Peer Review of RO-17

Authors: James Myers, Sebastian Karcher, Sebastian Ostrowski, Nic Weber
Title: Simple, Standards-based Archiving in Dataverse
Submission: https://doi.org/10.5281/zenodo.3384296
Open review: https://github.com/researchobject/ro2019/issues/6
Submitted as: RO2019 poster
Decision: accept

Review 1

Review by: Peter Sefton https://orcid.org/0000-0002-3545-944X

Quality of Writing

Good

(but it would be good to make processes clearer by making agency more explicit in some of the processes described instead of “ In the current implementation, each version of a Dataset is archived as a single zip file (accompanied by a redundant datacite.xml file to simplify discovery”

I would put it like: “The software archives each version of a Dataset as a single zip file …” (and so for what administrators and programmers and end users do)

Research Object / Zenodo

URL for a Research Object or Zenodo record provided? Guidelines http://researchobject.org/ro2019/submitting followed? Open format (e.g. HTML)? NO Sufficient metadata, e.g. links to software? NO - Could not find a link to the software Some form of Data Package provided? NO - could have had an example by packaging the PDF and source files.

(delete as appropriate)

basic (e.g. Zenodo with PDF and minimal metadata)

Overall evaluation

This submission describes an additional service for the Dataverse software which creates archival packages and sends them to a couple of services. I think it should be made more explicit what sending means? What protocols/methods are used? “QDR has created classes that send zipped BagIt archive files to DuraCloud (from which content can then be sent into Chronopolis) or Google’s Cloud Storage (including the least-expensive ‘cold’ storage)”.

This statement is also problematic in that it takes a bit of a shortcut: “They produce a single archive file per Dataset version that is human and machine readable, providing a complete copy of research published through Dataverse that can be preserved using any repository providing file or object (e.g. S3) storage.” The archive files seem to be zip files - which are NOT human readable, and it’s debatable whether OAI-ORE is human readable. I couldn’t tell from the example where I might find the example “Hamilton_ATI Data Overview.pdf” file in the zip file.
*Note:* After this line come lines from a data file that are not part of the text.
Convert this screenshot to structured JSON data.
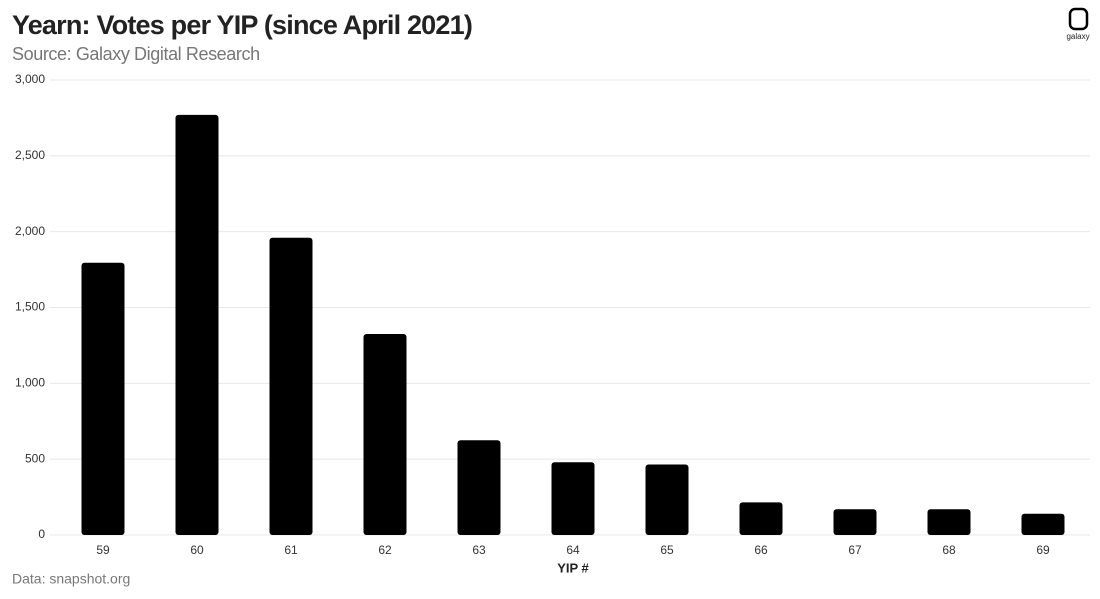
{
  "brand": "galaxy",
  "chart_data": {
    "type": "bar",
    "title": "Yearn: Votes per YIP (since April 2021)",
    "subtitle": "Source: Galaxy Digital Research",
    "source_note": "Data: snapshot.org",
    "x_label": "YIP #",
    "categories": [
      "59",
      "60",
      "61",
      "62",
      "63",
      "64",
      "65",
      "66",
      "67",
      "68",
      "69"
    ],
    "values": [
      1795,
      2770,
      1960,
      1325,
      625,
      480,
      465,
      215,
      170,
      170,
      140
    ],
    "color": "#000000",
    "ylim": [
      0,
      3000
    ],
    "yticks": [
      0,
      500,
      {
        "value": 1000,
        "label": "1,000"
      },
      {
        "value": 1500,
        "label": "1,500"
      },
      {
        "value": 2000,
        "label": "2,000"
      },
      {
        "value": 2500,
        "label": "2,500"
      },
      {
        "value": 3000,
        "label": "3,000"
      }
    ],
    "grid": true
  }
}
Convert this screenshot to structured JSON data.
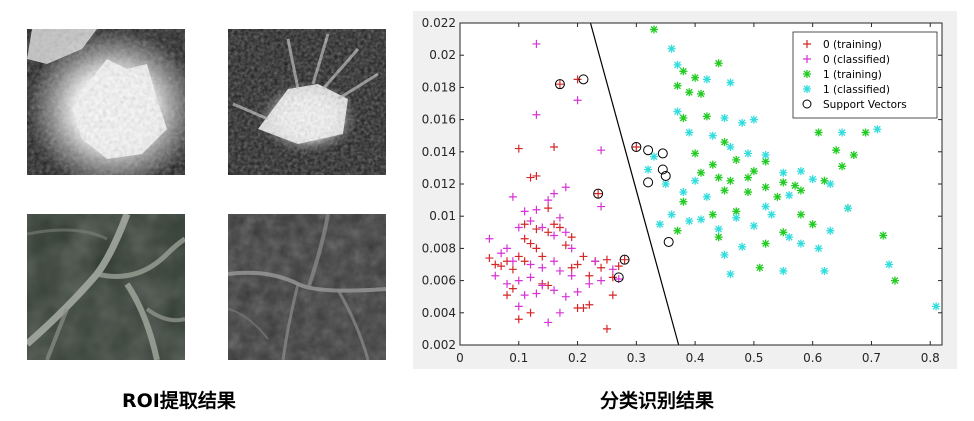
{
  "roi_caption": "ROI提取结果",
  "plot_caption": "分类识别结果",
  "roi_tiles": [
    {
      "position": "top-left",
      "description": "bright lesion on dark background"
    },
    {
      "position": "top-right",
      "description": "bright spiculated lesion"
    },
    {
      "position": "bottom-left",
      "description": "vessel-like branching structure"
    },
    {
      "position": "bottom-right",
      "description": "faint vessel-like structure"
    }
  ],
  "chart_data": {
    "type": "scatter",
    "xlim": [
      0,
      0.82
    ],
    "ylim": [
      0.002,
      0.022
    ],
    "xticks": [
      0,
      0.1,
      0.2,
      0.3,
      0.4,
      0.5,
      0.6,
      0.7,
      0.8
    ],
    "yticks": [
      0.002,
      0.004,
      0.006,
      0.008,
      0.01,
      0.012,
      0.014,
      0.016,
      0.018,
      0.02,
      0.022
    ],
    "xtick_labels": [
      "0",
      "0.1",
      "0.2",
      "0.3",
      "0.4",
      "0.5",
      "0.6",
      "0.7",
      "0.8"
    ],
    "ytick_labels": [
      "0.002",
      "0.004",
      "0.006",
      "0.008",
      "0.01",
      "0.012",
      "0.014",
      "0.016",
      "0.018",
      "0.02",
      "0.022"
    ],
    "legend_position": "top-right",
    "boundary": {
      "x": [
        0.222,
        0.372
      ],
      "y": [
        0.022,
        0.002
      ]
    },
    "series": [
      {
        "name": "0 (training)",
        "marker": "+",
        "color": "#d62728",
        "points": [
          [
            0.1,
            0.0142
          ],
          [
            0.12,
            0.0124
          ],
          [
            0.13,
            0.0125
          ],
          [
            0.16,
            0.0143
          ],
          [
            0.17,
            0.0182
          ],
          [
            0.2,
            0.0185
          ],
          [
            0.05,
            0.0074
          ],
          [
            0.06,
            0.007
          ],
          [
            0.07,
            0.0069
          ],
          [
            0.08,
            0.0072
          ],
          [
            0.09,
            0.0067
          ],
          [
            0.1,
            0.0075
          ],
          [
            0.11,
            0.0072
          ],
          [
            0.11,
            0.0086
          ],
          [
            0.12,
            0.0083
          ],
          [
            0.13,
            0.0092
          ],
          [
            0.14,
            0.0075
          ],
          [
            0.15,
            0.009
          ],
          [
            0.16,
            0.0095
          ],
          [
            0.17,
            0.0093
          ],
          [
            0.18,
            0.0082
          ],
          [
            0.19,
            0.0087
          ],
          [
            0.19,
            0.0068
          ],
          [
            0.2,
            0.007
          ],
          [
            0.21,
            0.0075
          ],
          [
            0.22,
            0.0063
          ],
          [
            0.23,
            0.0072
          ],
          [
            0.24,
            0.0068
          ],
          [
            0.25,
            0.0073
          ],
          [
            0.26,
            0.0062
          ],
          [
            0.27,
            0.0069
          ],
          [
            0.28,
            0.0073
          ],
          [
            0.26,
            0.0051
          ],
          [
            0.08,
            0.0051
          ],
          [
            0.09,
            0.0055
          ],
          [
            0.1,
            0.0036
          ],
          [
            0.12,
            0.004
          ],
          [
            0.15,
            0.0057
          ],
          [
            0.2,
            0.0043
          ],
          [
            0.21,
            0.0043
          ],
          [
            0.22,
            0.0045
          ],
          [
            0.25,
            0.003
          ],
          [
            0.3,
            0.0143
          ],
          [
            0.235,
            0.0114
          ],
          [
            0.14,
            0.0058
          ],
          [
            0.11,
            0.0095
          ],
          [
            0.15,
            0.0105
          ],
          [
            0.13,
            0.008
          ]
        ]
      },
      {
        "name": "0 (classified)",
        "marker": "+",
        "color": "#d633d6",
        "points": [
          [
            0.13,
            0.0207
          ],
          [
            0.2,
            0.0172
          ],
          [
            0.13,
            0.0163
          ],
          [
            0.24,
            0.0141
          ],
          [
            0.09,
            0.0112
          ],
          [
            0.16,
            0.0114
          ],
          [
            0.18,
            0.0118
          ],
          [
            0.15,
            0.011
          ],
          [
            0.11,
            0.0103
          ],
          [
            0.13,
            0.0104
          ],
          [
            0.17,
            0.0099
          ],
          [
            0.05,
            0.0086
          ],
          [
            0.08,
            0.008
          ],
          [
            0.1,
            0.0093
          ],
          [
            0.12,
            0.0097
          ],
          [
            0.14,
            0.0093
          ],
          [
            0.16,
            0.0088
          ],
          [
            0.18,
            0.009
          ],
          [
            0.19,
            0.008
          ],
          [
            0.07,
            0.0077
          ],
          [
            0.09,
            0.0072
          ],
          [
            0.12,
            0.007
          ],
          [
            0.14,
            0.0068
          ],
          [
            0.16,
            0.0072
          ],
          [
            0.17,
            0.0066
          ],
          [
            0.19,
            0.0063
          ],
          [
            0.06,
            0.0063
          ],
          [
            0.08,
            0.0058
          ],
          [
            0.1,
            0.006
          ],
          [
            0.12,
            0.0062
          ],
          [
            0.14,
            0.0057
          ],
          [
            0.16,
            0.0054
          ],
          [
            0.18,
            0.005
          ],
          [
            0.2,
            0.0053
          ],
          [
            0.22,
            0.0058
          ],
          [
            0.24,
            0.006
          ],
          [
            0.26,
            0.0067
          ],
          [
            0.15,
            0.0034
          ],
          [
            0.17,
            0.004
          ],
          [
            0.1,
            0.0044
          ],
          [
            0.24,
            0.0106
          ],
          [
            0.27,
            0.0061
          ],
          [
            0.23,
            0.0072
          ],
          [
            0.11,
            0.0051
          ],
          [
            0.13,
            0.0052
          ]
        ]
      },
      {
        "name": "1 (training)",
        "marker": "*",
        "color": "#22cc22",
        "points": [
          [
            0.33,
            0.0216
          ],
          [
            0.38,
            0.019
          ],
          [
            0.44,
            0.0195
          ],
          [
            0.4,
            0.0186
          ],
          [
            0.39,
            0.0177
          ],
          [
            0.37,
            0.0181
          ],
          [
            0.41,
            0.0176
          ],
          [
            0.42,
            0.0162
          ],
          [
            0.38,
            0.0161
          ],
          [
            0.45,
            0.0146
          ],
          [
            0.4,
            0.0139
          ],
          [
            0.41,
            0.0127
          ],
          [
            0.43,
            0.0132
          ],
          [
            0.44,
            0.0124
          ],
          [
            0.46,
            0.0122
          ],
          [
            0.45,
            0.0116
          ],
          [
            0.38,
            0.0109
          ],
          [
            0.43,
            0.0101
          ],
          [
            0.37,
            0.0091
          ],
          [
            0.44,
            0.0087
          ],
          [
            0.5,
            0.0128
          ],
          [
            0.52,
            0.0134
          ],
          [
            0.55,
            0.0121
          ],
          [
            0.57,
            0.0119
          ],
          [
            0.54,
            0.0112
          ],
          [
            0.58,
            0.0116
          ],
          [
            0.6,
            0.0095
          ],
          [
            0.62,
            0.0122
          ],
          [
            0.64,
            0.0141
          ],
          [
            0.65,
            0.0131
          ],
          [
            0.66,
            0.0105
          ],
          [
            0.67,
            0.0138
          ],
          [
            0.69,
            0.0152
          ],
          [
            0.72,
            0.0088
          ],
          [
            0.74,
            0.006
          ],
          [
            0.52,
            0.0083
          ],
          [
            0.51,
            0.0068
          ],
          [
            0.55,
            0.009
          ],
          [
            0.58,
            0.0101
          ],
          [
            0.47,
            0.0103
          ],
          [
            0.49,
            0.0115
          ],
          [
            0.52,
            0.0118
          ],
          [
            0.61,
            0.0152
          ],
          [
            0.47,
            0.0135
          ],
          [
            0.49,
            0.0124
          ]
        ]
      },
      {
        "name": "1 (classified)",
        "marker": "*",
        "color": "#33dddd",
        "points": [
          [
            0.36,
            0.0204
          ],
          [
            0.37,
            0.0194
          ],
          [
            0.42,
            0.0185
          ],
          [
            0.46,
            0.0183
          ],
          [
            0.37,
            0.0165
          ],
          [
            0.45,
            0.0161
          ],
          [
            0.48,
            0.0158
          ],
          [
            0.5,
            0.016
          ],
          [
            0.39,
            0.0152
          ],
          [
            0.43,
            0.015
          ],
          [
            0.46,
            0.0143
          ],
          [
            0.49,
            0.0139
          ],
          [
            0.52,
            0.0138
          ],
          [
            0.55,
            0.0127
          ],
          [
            0.58,
            0.0128
          ],
          [
            0.6,
            0.0123
          ],
          [
            0.63,
            0.012
          ],
          [
            0.65,
            0.0152
          ],
          [
            0.71,
            0.0154
          ],
          [
            0.32,
            0.0129
          ],
          [
            0.33,
            0.0137
          ],
          [
            0.35,
            0.012
          ],
          [
            0.38,
            0.0115
          ],
          [
            0.4,
            0.0122
          ],
          [
            0.42,
            0.0112
          ],
          [
            0.36,
            0.0101
          ],
          [
            0.39,
            0.0097
          ],
          [
            0.41,
            0.0098
          ],
          [
            0.34,
            0.0095
          ],
          [
            0.44,
            0.0092
          ],
          [
            0.47,
            0.0099
          ],
          [
            0.5,
            0.0094
          ],
          [
            0.53,
            0.0101
          ],
          [
            0.56,
            0.0087
          ],
          [
            0.58,
            0.0083
          ],
          [
            0.61,
            0.008
          ],
          [
            0.63,
            0.0091
          ],
          [
            0.45,
            0.0076
          ],
          [
            0.48,
            0.0081
          ],
          [
            0.46,
            0.0064
          ],
          [
            0.55,
            0.0066
          ],
          [
            0.62,
            0.0066
          ],
          [
            0.73,
            0.007
          ],
          [
            0.81,
            0.0044
          ],
          [
            0.52,
            0.0106
          ],
          [
            0.56,
            0.0113
          ],
          [
            0.66,
            0.0105
          ]
        ]
      }
    ],
    "support_vectors": [
      [
        0.17,
        0.0182
      ],
      [
        0.21,
        0.0185
      ],
      [
        0.235,
        0.0114
      ],
      [
        0.3,
        0.0143
      ],
      [
        0.32,
        0.0141
      ],
      [
        0.345,
        0.0139
      ],
      [
        0.345,
        0.0129
      ],
      [
        0.35,
        0.0125
      ],
      [
        0.32,
        0.0121
      ],
      [
        0.355,
        0.0084
      ],
      [
        0.28,
        0.0073
      ],
      [
        0.27,
        0.0062
      ]
    ],
    "support_vector_label": "Support Vectors"
  }
}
But, those issues aside this looks like a useful contribution to the workshop and the art of data packaging.

Review 2

Review by: Stian Soiland-Reyes https://orcid.org/0000-0001-9842-9718

Quality of Writing

Is the text easy to follow? Are core concepts defined or referenced? Is it clear what is the author’s contribution?

good

Some typos in the citations in the PDF - e.g. “BagIt standards3” and “RDRI recommends4” should use “[3]” etc.

References 1, 2, 5, 6 don’t have corresponding inline references which should beinserted.

Figure 1 has placeholder caption “This is a caption”

Research Object / Zenodo

[x] URL for a Research Object or Zenodo record provided? [x] Guidelines http://researchobject.org/ro2019/submitting followed? [x] Open format (e.g. HTML)? [ ] Sufficient metadata, e.g. links to software? [ ]Some form of Data Package provided?

basic (e.g. Zenodo with PDF and minimal metadata)

As the abstract is quite well structured and has 6 references it would be good if these also appeared as “Related identifiers” in the Zenodo record, or at least was hyperlinks from the PDF.

A link to the Dataverse software would also fit as a Related Identifier.

The Zenodo record do not specify the ORCID identifiers for any of the authors.

Overall evaluation

strong accept

This abstract describes how Dataverse has been extended to support RDA data packaging recommendations for archiving along with recommended standards like BagIt. Structured metadata is examplified with the use of OAI-ORE combined with schema.org and other vocabularies.

Beyond checksums the text does not describe much about where the metadata comes from, presumably from Dataverse registration fields? Thoughts on how this could be used or expanded would be interesting, particularly considerations around if Dataverse could import such metadata from uploaded data packages as well (e.g. Dataverse-to-archive-to-Dataverse transfer).

I think this poster would be a strong fit for the RO2019 workshop, in particular for data packaging, infrastructure and metadata. It would be nice if the authors would also be able to demo the software during the unconference session.